Wal-Mart, Home Depot, Target, Ikea, Nordstrom, Macy's and many other retailers offer in-store pickup for items ordered online. Click-and-collect is an increasingly popular service to offer. It actually can drive store traffic, when shoppers stop in and buy more items. And it can cut down on returns because customers see what they're picking up.

Addressing the Pain Points 

But executing a great in-store pickup experience isn't always easy—for the customer or the associate. Customer expectations are high, and it's an entirely new process for associates. Retailers need an efficient way to capture customers' orders, make sure the inventory is available in the right store, pick and pack the order, and communicate with the customer.

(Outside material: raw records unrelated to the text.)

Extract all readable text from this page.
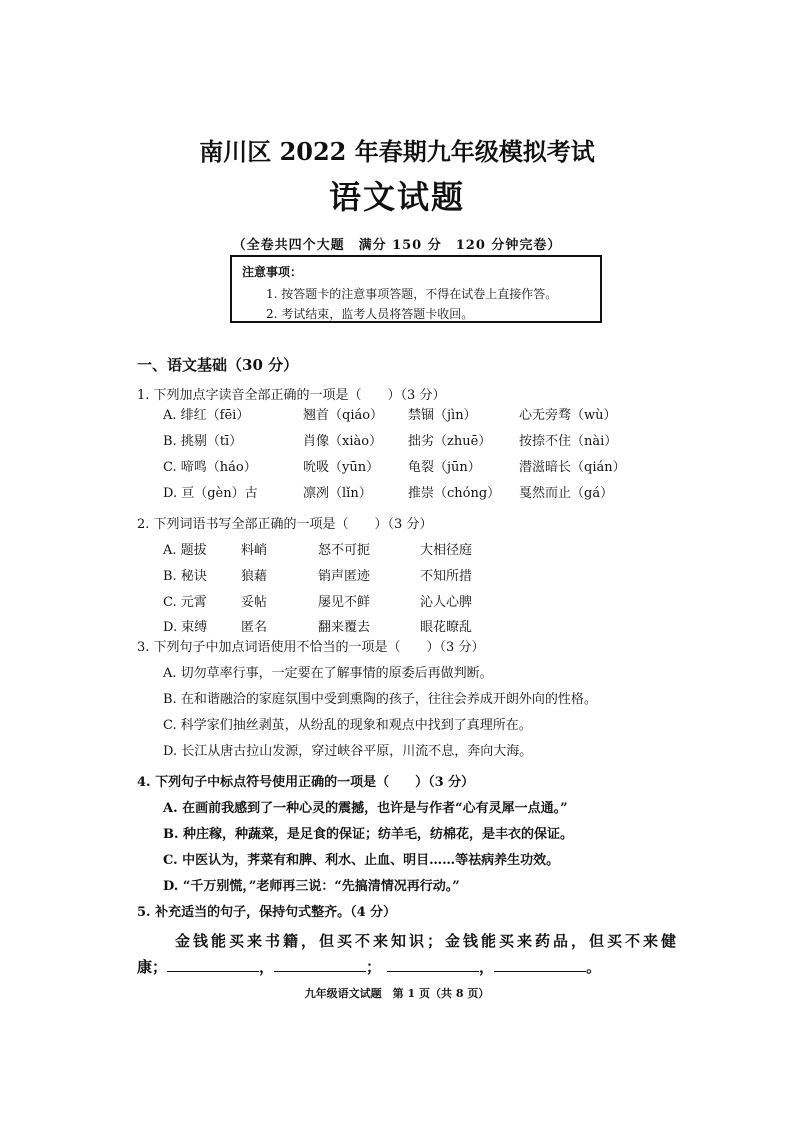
南川区 2022 年春期九年级模拟考试
语文试题
（全卷共四个大题　满分 150 分　120 分钟完卷）
注意事项：
1. 按答题卡的注意事项答题，不得在试卷上直接作答。
2. 考试结束，监考人员将答题卡收回。
一、语文基础（30 分）
1. 下列加点字读音全部正确的一项是（　　）（3 分）
A. 绯红（fēi）	翘首（qiáo） 禁锢（jìn）	心无旁骛（wù）
B. 挑剔（tī）	肖像（xiào） 拙劣（zhuē） 按捺不住（nài）
C. 啼鸣（háo）	吮吸（yūn） 龟裂（jūn）	潜滋暗长（qián）
D. 亘（gèn）古	凛冽（lǐn）	推崇（chóng） 戛然而止（gá）
2. 下列词语书写全部正确的一项是（　　）（3 分）
A. 题拔	料峭	怒不可扼	大相径庭
B. 秘诀	狼藉	销声匿迹	不知所措
C. 元霄	妥帖	屡见不鲜	沁人心脾
D. 束缚	匿名	翻来覆去	眼花瞭乱
3. 下列句子中加点词语使用不恰当的一项是（　　）（3 分）
A. 切勿草率行事，一定要在了解事情的原委后再做判断。
B. 在和谐融洽的家庭氛围中受到熏陶的孩子，往往会养成开朗外向的性格。
C. 科学家们抽丝剥茧，从纷乱的现象和观点中找到了真理所在。
D. 长江从唐古拉山发源，穿过峡谷平原，川流不息，奔向大海。
4. 下列句子中标点符号使用正确的一项是（　　）（3 分）
A. 在画前我感到了一种心灵的震撼，也许是与作者“心有灵犀一点通。”
B. 种庄稼，种蔬菜，是足食的保证；纺羊毛，纺棉花，是丰衣的保证。
C. 中医认为，荠菜有和脾、利水、止血、明目……等祛病养生功效。
D. “千万别慌，”老师再三说：“先搞清情况再行动。”
5. 补充适当的句子，保持句式整齐。（4 分）
金钱能买来书籍，但买不来知识；金钱能买来药品，但买不来健
康；	，	；	，	。
九年级语文试题　第 1 页（共 8 页）
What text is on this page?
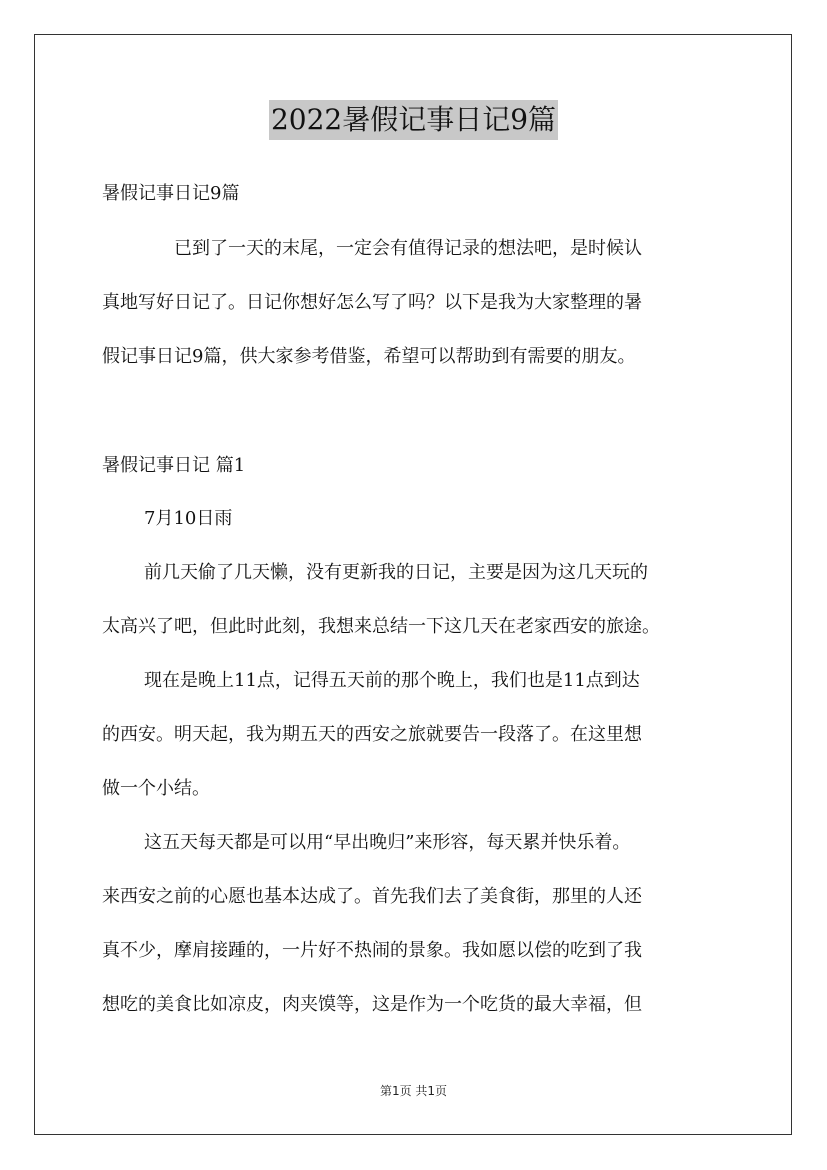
2022暑假记事日记9篇
暑假记事日记9篇
已到了一天的末尾，一定会有值得记录的想法吧，是时候认
真地写好日记了。日记你想好怎么写了吗？以下是我为大家整理的暑
假记事日记9篇，供大家参考借鉴，希望可以帮助到有需要的朋友。
暑假记事日记 篇1
7月10日雨
前几天偷了几天懒，没有更新我的日记，主要是因为这几天玩的
太高兴了吧，但此时此刻，我想来总结一下这几天在老家西安的旅途。
现在是晚上11点，记得五天前的那个晚上，我们也是11点到达
的西安。明天起，我为期五天的西安之旅就要告一段落了。在这里想
做一个小结。
这五天每天都是可以用“早出晚归”来形容，每天累并快乐着。
来西安之前的心愿也基本达成了。首先我们去了美食街，那里的人还
真不少，摩肩接踵的，一片好不热闹的景象。我如愿以偿的吃到了我
想吃的美食比如凉皮，肉夹馍等，这是作为一个吃货的最大幸福，但
第1页 共1页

At some retailers, pickers fan across store or warehouse with a list of items in no particular order. They zigzag to pick up a Google Home in aisle 20, two gallons of Horizon 2% organic milk in aisle 2, and a Star Wars Millennium Falcon in aisle 12. Other times, associates have a sorted list and a cart with totes for different orders. They scan the items, put them in the totes, and keep moving. That's more efficient.

But for too many retailers, click-and-collect is still hunt-and-seek. If retailers can increase the efficiency and accuracy of in-store pickup, more orders will be completed on time, customers will be happier, and in-store pickup revenues will continue to grow.

Let the App Do the Work

Mobile engagement technologies can help retailers deliver a better experience for shoppers eagerly waiting to pick up their online purchases. At the National Retail Federation show in January 2018, Aruba demonstrated a mobile app that takes the headaches out of click-and-collect.

The demo shows how associates can quickly and efficiently complete a customer order with the Aruba-created mobile app. Associates get turn-by-turn directions to pick the items using the most efficient path through the store or warehouse. They can verify that they're picking the correct items. If an item is not available on the shelf, they can message the team in the stockroom. Once the order is ready, the customer can be notified automatically through the app or via text message. Guest services can be notified when the customer pulls up into the parking lot and can ensure the order is ready. Associates can even find the location of other associates or a manager if they have questions. Screen Shot 2018-04-05 at 7.52.24 AM.png

The solution we showed is based on Aruba Meridian for the click-and-collect app and Aruba Beacons in the wireless infrastructure. Meridian is the key to add location-awareness and other capabilities to an existing mobile app or to quickly create a new app. Meridian AppMaker adds turn-by-turn directions, asset tracking, and the ability to provide context-aware information to a mobile app.

Aruba Beacons power the indoor location and wayfinding, as well as the proximity-aware push notifications in the store. Beacons are small, low-power wireless transmitters that broadcast radio signals at regular intervals that can be heard and interpreted by iOS and Android devices equipped with Meridian-powered mobile apps. Many Aruba APs have built-in beacons that make is so a retailer can manage Aruba Beacons remotely.

Buy Online, Buy More In-Store

Some retailers have been slow to embrace click-and-collect because of concerns about missing out on impulse purchases if shoppers spend less time in the store. But the reality is that it's an omnichannel world, and by offering in-store pickup for online orders, retailers are adapting to new ways that customers want to buy.

Other technologies can be leveraged to entice shoppers to add more items to their shopping cart from the convenience of the couch. For example, some grocers are working with recipe sites to connect with customers who are planning meals by making it easy to add recipe ingredients to their carts. And with insights from data analytics, retailers can also make recommendations for new products for customers to try or offer coupons for different brands of favorite items.